Cour administrative d'appel de Marseille — Décision N° CAA13-23MA00676

jeudi 7 novembre 2024

JuridictionCour administrative d'appel de Marseille
SectionCour administrative d'appel de Marseille
N° DossierCAA13-23MA00676
TypeDécision
Recoursplein contentieux
PublicationC
Formation3ème chambre - formation à 3
Avocat requérantSELURL HEBRAS AVOCATS

Texte intégral

Vu la procédure suivante :

Procédure contentieuse antérieure :

M. A B a demandé au tribunal administratif de Montpellier de prononcer la décharge, en droits et majorations, des cotisations supplémentaires d'impôt sur le revenu et de contributions sociales auxquelles il a été assujetti au titre des années 2010 et 2011.

Par un jugement n° 1605853, 1605854 du 15 janvier 2018, le tribunal administratif de Montpellier a rejeté ses demandes.

Par un arrêt n° 18MA01293 du 15 décembre 2020, la cour administrative d'appel de Marseille a rejeté l'appel formé par M. B contre ce jugement.

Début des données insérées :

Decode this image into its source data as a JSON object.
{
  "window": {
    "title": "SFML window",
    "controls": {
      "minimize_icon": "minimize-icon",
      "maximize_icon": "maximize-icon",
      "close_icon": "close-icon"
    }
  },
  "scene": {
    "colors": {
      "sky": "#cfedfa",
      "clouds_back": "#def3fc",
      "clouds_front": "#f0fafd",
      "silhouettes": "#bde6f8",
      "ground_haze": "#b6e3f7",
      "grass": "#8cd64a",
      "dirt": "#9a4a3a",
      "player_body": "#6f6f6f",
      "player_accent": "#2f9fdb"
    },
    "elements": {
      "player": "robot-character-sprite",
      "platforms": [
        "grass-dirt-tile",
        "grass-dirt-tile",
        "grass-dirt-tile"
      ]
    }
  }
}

Par une décision n° 449723 du 15 mars 2023, le Conseil d'Etat statuant au contentieux a, saisi d'un pourvoi présenté pour M. B, annulé l'arrêt n° 18MA01293 du 15 décembre 2020, en tant qu'il s'est prononcé sur la demande subsidiaire de M. B au titre de l'article 122 du code général des impôts, décidé de renvoyer l'affaire dans cette mesure devant la cour administrative d'appel de Marseille, mis à la charge de l'Etat la somme de 1 500 euros au titre de l'article L. 761-1 du code de justice administrative et rejeté le surplus des conclusions du pourvoi de M. B.

Procédure devant la Cour :

Par une requête et des mémoires, enregistrés les 14 mars 2018, 22 février 2019 et 10 mai 2023, M. B, représenté par Me Hebras, demande à la Cour, dans le dernier état de ses écritures :

1°) d'annuler le jugement n° 1605853, 1605854 du 15 janvier 2018 du tribunal administratif de Montpellier, en tant qu'il a rejeté les conclusions de sa demande tendant à l'application de l'article 122 du code général des impôts ;

2°) de prononcer la réduction des impositions en litige, en faisant droit à ses conclusions subsidiaires tendant à l'application de l'article 122 du code général des impôts ;

3°) de mettre à la charge de l'Etat la somme de 3 000 euros sur le fondement de l'article L. 761-1 du code de justice administrative.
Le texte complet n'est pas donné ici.